Neuer Dienst von O2: Urlaubspostkarten per Handy

Neuer Dienst von O2
Urlaubspostkarten per Handy

Handy-Besitzer können ihre Urlaubsbilder künftig nicht nur mit dem Mobiltelefon aufnehmen, sondern sie sogar als Postkarten verschicken.

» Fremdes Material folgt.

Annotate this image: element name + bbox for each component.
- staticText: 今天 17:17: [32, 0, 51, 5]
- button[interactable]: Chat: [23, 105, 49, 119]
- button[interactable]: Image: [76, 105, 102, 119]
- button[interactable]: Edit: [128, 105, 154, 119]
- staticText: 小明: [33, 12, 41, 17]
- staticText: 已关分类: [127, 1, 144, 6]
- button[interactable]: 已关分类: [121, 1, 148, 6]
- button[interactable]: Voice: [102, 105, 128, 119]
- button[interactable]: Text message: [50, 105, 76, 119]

Reuters HANNOVER. Ab April könnten Kunden ihre Handy-Bilder an eine Kurzwahl-Adresse senden, wo sie ausgedruckt und als handfeste Postkarte an den eigentlichen Adressaten weiter geschickt werde, kündigte der kleinste deutsche Mobilfunkanbieter O2 am Dienstag anlässlich der weltgrößten Computer- und Technologiemesse CeBit in Hannover an. O2 hat bis Ende vergangenen Jahres nach eigenen Angaben 70 000 sogenannte MMS-Handys verkauft, die Bilder versenden können. Durch Netz-Partnerschaften will das Unternehmen in den kommenden zehn Jahren 1,2 Milliarden Pfund (1,7 Milliarden Euro) sparen.

Unter anderem werde O2 künftig verstärkt das Mobilfunknetz der Deutsche-Telekom-Tochter T-Mobile nutzen, sagte der Chef des britischen O2-Mutterkonzerns MmO2, Peter Erskine. Zugleich sei MmO2 weiter zuversichtlich, dass mobile Datendienste wie das Versenden von Musik oder Bildern im laufenden Jahr 16 Prozent des Umsatzes ausmachen würden, sagte Erskine. Bis Ende 2004 solle der Anteil auf 25 Prozent steigen.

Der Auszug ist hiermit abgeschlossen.